I’ve been all over the place lately, coming up with ideas, trying them out, throwing away more code than I actually kept, etc. And this whole firehose of thoughts has uncovered another issue. We’re in this weird transitional phase where the old deterministic way of doing things and the new “ask an LLM to figure it out” way are both valid approaches to the same problem. And figuring out when to use which one is its own challenge.

With this new programming paradigm, we have a few new interesting classes of problems. The one I’ve been thinking about most recently is the class of problems that can be solved deterministically and “non-deterministically” (through the use of LLMs). It’s like having two completely different tools for the same job, and you have to decide which one to reach for.

An example I’ve been working through is migrating a full application from one framework to another. In my case, it’s very old legacy applications, and fast-forwarding them 40 years into the future. You do a lot of transpiling, obviously, but there are also all these other forms of transformation—taking existing reporting systems, UIs, business logic, and figuring out how to translate that to a new framework. Some of it maps cleanly. Some of it absolutely does not.

The traditional approach would be to write increasingly complex transformation rules. Parse this, map that, handle these edge cases, add more edge cases, realize you have 50 edge cases, cry a little. You end up with this massive deterministic system that technically works but is a nightmare to maintain.

The LLM approach is almost the opposite problem.

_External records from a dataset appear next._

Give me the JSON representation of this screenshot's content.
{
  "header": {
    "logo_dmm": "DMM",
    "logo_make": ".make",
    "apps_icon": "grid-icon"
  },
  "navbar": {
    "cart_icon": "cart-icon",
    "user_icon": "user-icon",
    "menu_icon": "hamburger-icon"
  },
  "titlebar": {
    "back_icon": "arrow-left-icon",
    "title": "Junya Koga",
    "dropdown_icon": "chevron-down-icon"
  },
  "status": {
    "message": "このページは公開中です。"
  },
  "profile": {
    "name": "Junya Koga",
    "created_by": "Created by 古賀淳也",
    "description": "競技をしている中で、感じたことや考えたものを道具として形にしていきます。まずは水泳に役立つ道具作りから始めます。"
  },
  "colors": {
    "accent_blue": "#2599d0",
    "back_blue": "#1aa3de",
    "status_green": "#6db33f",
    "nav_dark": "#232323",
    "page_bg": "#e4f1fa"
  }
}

You can throw anything at it and get something back, but you lose guarantees. It might hallucinate a function that doesn’t exist. It might interpret your intent slightly wrong. It might produce perfectly valid code that does the wrong thing. And when you’re dealing with production systems, “mostly right” isn’t really good enough.

I think ideally you have a generic enough system that can take any input and, with some elbow grease, output what a user would want. But when the input has as much complexity as “a computer program” can have, it’s difficult to do it all deterministically. There are just too many valid interpretations, too many contextual decisions, too many “well, it depends” moments.

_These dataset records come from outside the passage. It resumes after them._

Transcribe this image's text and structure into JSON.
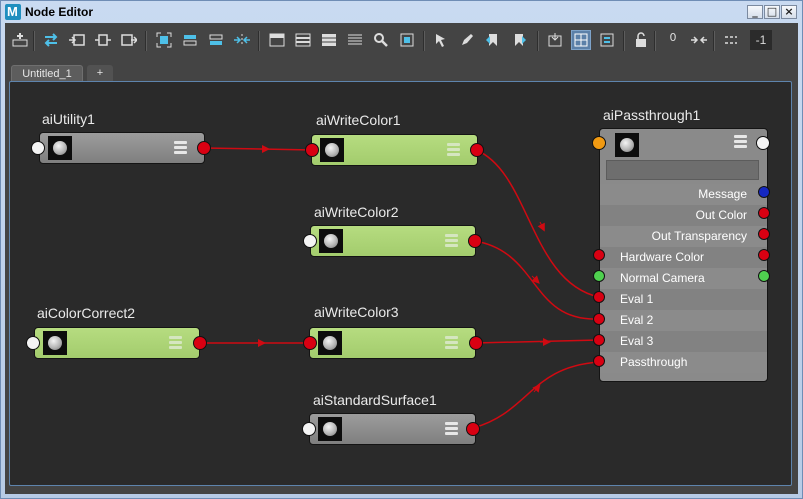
{
  "window": {
    "title": "Node Editor",
    "buttons": [
      "_",
      "□",
      "×"
    ]
  },
  "toolbar": {
    "icons": [
      "add-node-icon",
      "swap-icon",
      "input-connections-icon",
      "input-output-connections-icon",
      "output-connections-icon",
      "frame-all-icon",
      "frame-selected-icon",
      "frame-node-icon",
      "layout-icon",
      "simple-mode-icon",
      "connected-mode-icon",
      "full-mode-icon",
      "custom-mode-icon",
      "search-icon",
      "graph-icon",
      "pin-icon",
      "pen-icon",
      "bookmark-prev-icon",
      "bookmark-next-icon",
      "snap-icon",
      "grid-toggle-icon",
      "attribute-filter-icon",
      "lock-icon",
      "port-zero-icon",
      "port-add-icon"
    ],
    "active_icon": "grid-toggle-icon",
    "zero_label": "0",
    "field_value": "-1"
  },
  "tabs": [
    "Untitled_1",
    "+"
  ],
  "nodes": {
    "aiUtility1": {
      "title": "aiUtility1"
    },
    "aiWriteColor1": {
      "title": "aiWriteColor1"
    },
    "aiWriteColor2": {
      "title": "aiWriteColor2"
    },
    "aiColorCorrect2": {
      "title": "aiColorCorrect2"
    },
    "aiWriteColor3": {
      "title": "aiWriteColor3"
    },
    "aiStandardSurface1": {
      "title": "aiStandardSurface1"
    }
  },
  "passthrough": {
    "title": "aiPassthrough1",
    "attributes": [
      {
        "label": "Message",
        "side": "out",
        "port": "blue"
      },
      {
        "label": "Out Color",
        "side": "out",
        "port": "red"
      },
      {
        "label": "Out Transparency",
        "side": "out",
        "port": "red"
      },
      {
        "label": "Hardware Color",
        "side": "both",
        "port": "red"
      },
      {
        "label": "Normal Camera",
        "side": "both",
        "port": "green"
      },
      {
        "label": "Eval 1",
        "side": "in",
        "port": "red"
      },
      {
        "label": "Eval 2",
        "side": "in",
        "port": "red"
      },
      {
        "label": "Eval 3",
        "side": "in",
        "port": "red"
      },
      {
        "label": "Passthrough",
        "side": "in",
        "port": "red"
      }
    ]
  },
  "colors": {
    "connection": "#d00a12",
    "node_gray": "#8a8a8a",
    "node_green": "#a9d174",
    "graph_bg": "#2a2a2a",
    "accent": "#5b80a8"
  }
}
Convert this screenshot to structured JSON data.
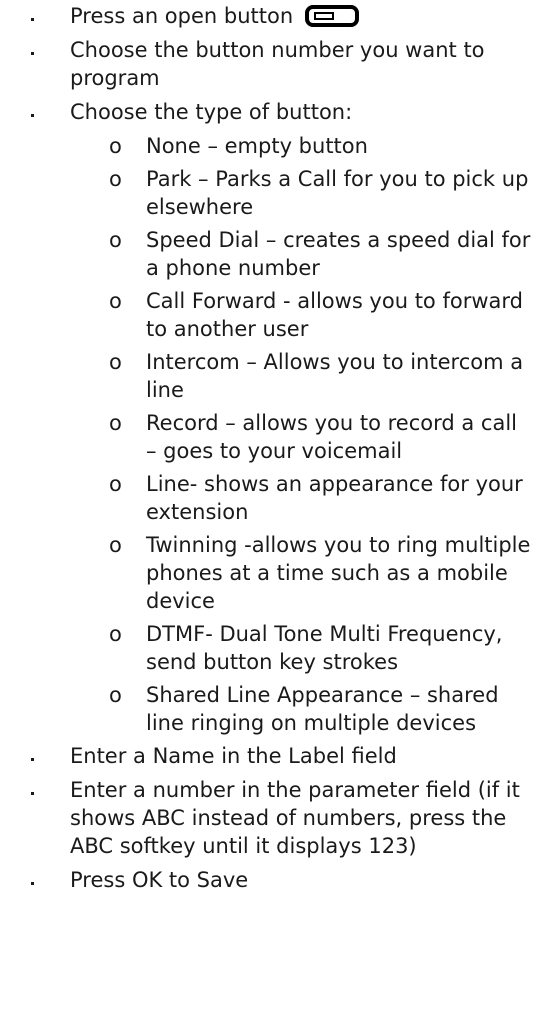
{
  "steps": [
    {
      "text": "Press an open button",
      "icon": "open-button-key-icon"
    },
    {
      "text": "Choose the button number you want to program"
    },
    {
      "text": "Choose the type of button:"
    },
    {
      "text": "Enter a Name in the Label field"
    },
    {
      "text": "Enter a number in the parameter field (if it shows ABC instead of numbers, press the ABC softkey until it displays 123)"
    },
    {
      "text": "Press OK to Save"
    }
  ],
  "sub_marker": "o",
  "button_types": [
    "None – empty button",
    "Park – Parks a Call for you to pick up elsewhere",
    "Speed Dial – creates a speed dial for a phone number",
    "Call Forward - allows you to forward to another user",
    "Intercom – Allows you to intercom a line",
    "Record – allows you to record a call – goes to your voicemail",
    "Line- shows an appearance for your extension",
    "Twinning -allows you to ring multiple phones at a time such as a mobile device",
    "DTMF- Dual Tone Multi Frequency, send button key strokes",
    "Shared Line Appearance – shared line ringing on multiple devices"
  ]
}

So in general, I think you do what you can through a deterministic program, and do the rest through an LLM. Use the parser and AST transformations for the mechanical stuff that has clear rules. Use the LLM for the judgment calls, the “how should this legacy form map to our new component library” questions, the parts where a human would normally have to make a decision.

The trick is figuring out where that line is. I’ve found myself writing hybrid systems where deterministic code handles the structure and the LLM fills in the gaps. It’s like having a very smart intern who’s great at creative problem-solving but needs clear boundaries and review. You don’t want them rewriting your entire codebase unsupervised, but you also don’t want to micromanage every single decision.

I’m still figuring this out, honestly. But I think that’s where we are right now—in this transitional moment where the answer to “should this be deterministic or LLM-powered?” is increasingly “yes.”